Frédérique Dumas, productrice et députée des Hauts-de-Seine, a annoncé sa démission de la République En Marche (LREM). Dans une interview accordée au Parisien, elle a donné les raisons de son départ. Elle dénonce le fait que les fondamentaux du macronisme soient oubliés et évoque une situation qui, selon elle, rappelle Titanic

« Du fait des désaccords profonds, sur le fond et sur la méthode », répond-elle quand on lui demande pourquoi elle quitte LREM. Et d’ajouter : « beaucoup de choses vont dans le bon sens, mais les fondamentaux du macronisme ont été oubliés. On confond vitesse et précipitation ».

Frédérique évoque Titanic en parlant de la situation actuelle de LREM. « La méthode, qui repose sur la confrontation d’idées, le débat et l’expérimentation, est essentielle à la réussite. Là, on a plutôt le sentiment d’être sur le Titanic. Il faut un électrochoc. On est au début d’un mandat, on peut encore changer les choses, car je souhaite la réussite d’Emmanuel Macron », dit-elle.

« Impossible de travailler avec l’Exécutif »

A la question de savoir en quoi ces fondamentaux ont été oubliés, elle rétorque : « le ‘en même temps’, c’est prendre en compte l’ensemble des dimensions, sans prisme d’idéologie. Mais si on met la transformation aux mains des technocrates hors-sol, voire cyniques, cela ne peut pas fonctionner. Certaines décisions se réduisent à des coupes budgétaires. Il n’y a pas d’ambitions, pas de sens… »

Au Parisien, Frédérique Dumas évoque des conditions de travail très difficiles au sein de la majorité. « Travailler dans l’espoir d’être écouté, voire entendu, faire bouger les lignes…est tout simplement impossible avec l’Exécutif et compliqué avec le groupe.
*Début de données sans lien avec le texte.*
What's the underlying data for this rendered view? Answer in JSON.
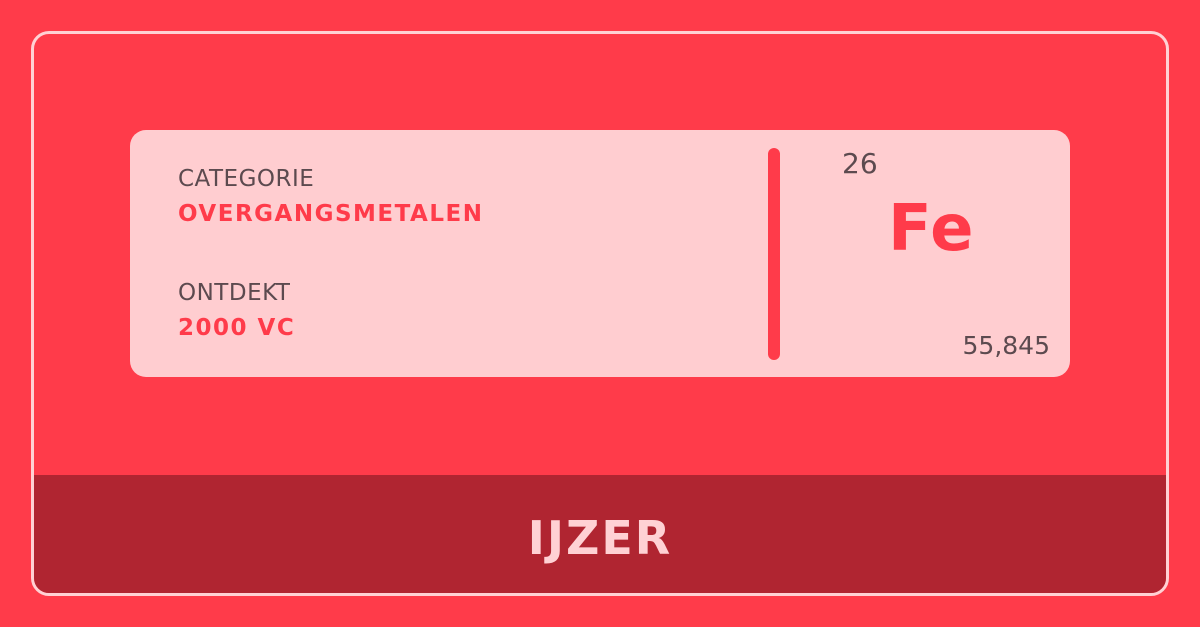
{
  "element": {
    "category_label": "CATEGORIE",
    "category_value": "OVERGANGSMETALEN",
    "discovered_label": "ONTDEKT",
    "discovered_value": "2000 VC",
    "atomic_number": "26",
    "symbol": "Fe",
    "atomic_mass": "55,845",
    "name": "IJZER"
  },
  "colors": {
    "background": "#ff3b4a",
    "card": "#ffcdd0",
    "footer": "#b02531",
    "accent": "#ff3b4a",
    "muted_text": "#5c4a4f",
    "light_text": "#ffd1d4"
  }
}
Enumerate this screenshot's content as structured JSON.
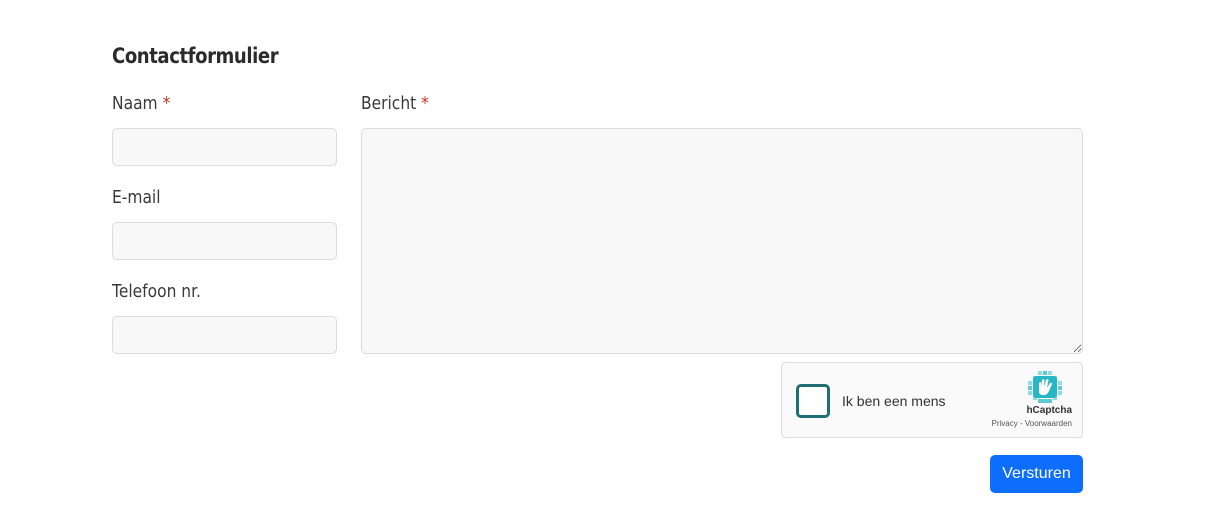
{
  "form": {
    "title": "Contactformulier",
    "required_marker": "*",
    "name_label": "Naam",
    "name_value": "",
    "email_label": "E-mail",
    "email_value": "",
    "phone_label": "Telefoon nr.",
    "phone_value": "",
    "message_label": "Bericht",
    "message_value": "",
    "submit_label": "Versturen"
  },
  "captcha": {
    "checkbox_label": "Ik ben een mens",
    "brand": "hCaptcha",
    "privacy_link": "Privacy",
    "separator": " - ",
    "terms_link": "Voorwaarden",
    "checked": false
  },
  "colors": {
    "primary_button": "#0d6efd",
    "required_star": "#c0392b",
    "captcha_checkbox_border": "#1f6f72",
    "captcha_logo": "#27b6c4"
  },
  "icons": [
    "hcaptcha-logo-icon",
    "resize-grip-icon"
  ]
}
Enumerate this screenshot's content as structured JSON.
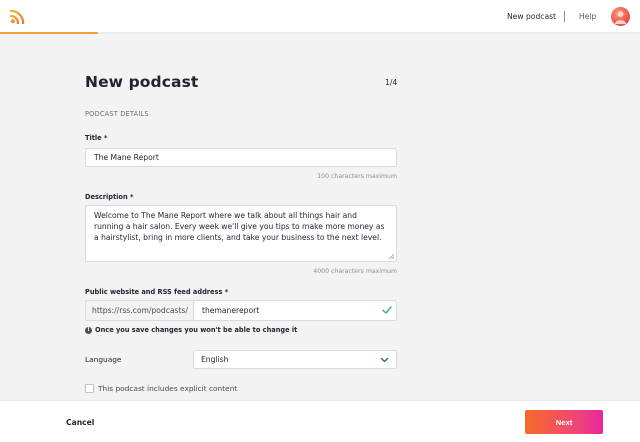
{
  "header": {
    "nav_new_podcast": "New podcast",
    "nav_help": "Help",
    "progress_fraction": 0.25,
    "logo_icon": "rss-icon",
    "accent_color": "#f0a23a"
  },
  "page": {
    "title": "New podcast",
    "step": "1/4",
    "section": "PODCAST DETAILS"
  },
  "form": {
    "title_label": "Title",
    "title_value": "The Mane Report",
    "title_hint": "100 characters maximum",
    "description_label": "Description",
    "description_value": "Welcome to The Mane Report where we talk about all things hair and running a hair salon. Every week we'll give you tips to make more money as a hairstylist, bring in more clients, and take your business to the next level.",
    "description_hint": "4000 characters maximum",
    "url_label": "Public website and RSS feed address",
    "url_prefix": "https://rss.com/podcasts/",
    "url_value": "themanereport",
    "url_warning": "Once you save changes you won't be able to change it",
    "required_mark": "*",
    "language_label": "Language",
    "language_value": "English",
    "explicit_label": "This podcast includes explicit content",
    "explicit_checked": false
  },
  "footer": {
    "cancel_label": "Cancel",
    "next_label": "Next"
  }
}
Même donner un avis est vu comme une fronde s’il n’est pas conforme », dénonce-t-elle.

« Je rejoins l’UDI, ma famille d’origine »

Au Parisien, Frédérique Dumas met le doigt là où cela fait mal. « J’attendais des gestes forts à la rentrée, cela n’a pas été le cas. Ce que dit Alexandre Benalla montre qu’il a encore une forme d’impunité. Et Richard Ferrand, à la présidence de l’Assemblée nationale…Sa procédure judiciaire, même s’il n’est jamais mis en cause, est une épée de Damoclès sur une fonction très importante. (…) Pourquoi nomme-t-on Philippe Besson qui a écrit un livre sur le président ? (…) L’exemplarité, c’est aussi une question de bon sens », déplore-t-elle.

Frédérique Dumas sait où elle va. « Je rejoins l’UDI, ma famille d’origine, un vrai contre-pouvoir constructif, et Xavier Bertrand au sein de la Manufacture, un laboratoire d’idées et d’expérimentation. Je veux faire des propositions de l’extérieur. Il faut construire des garde-fous et des contre-pouvoirs, pour éviter les extrêmes », conclut Frédérique Dumas.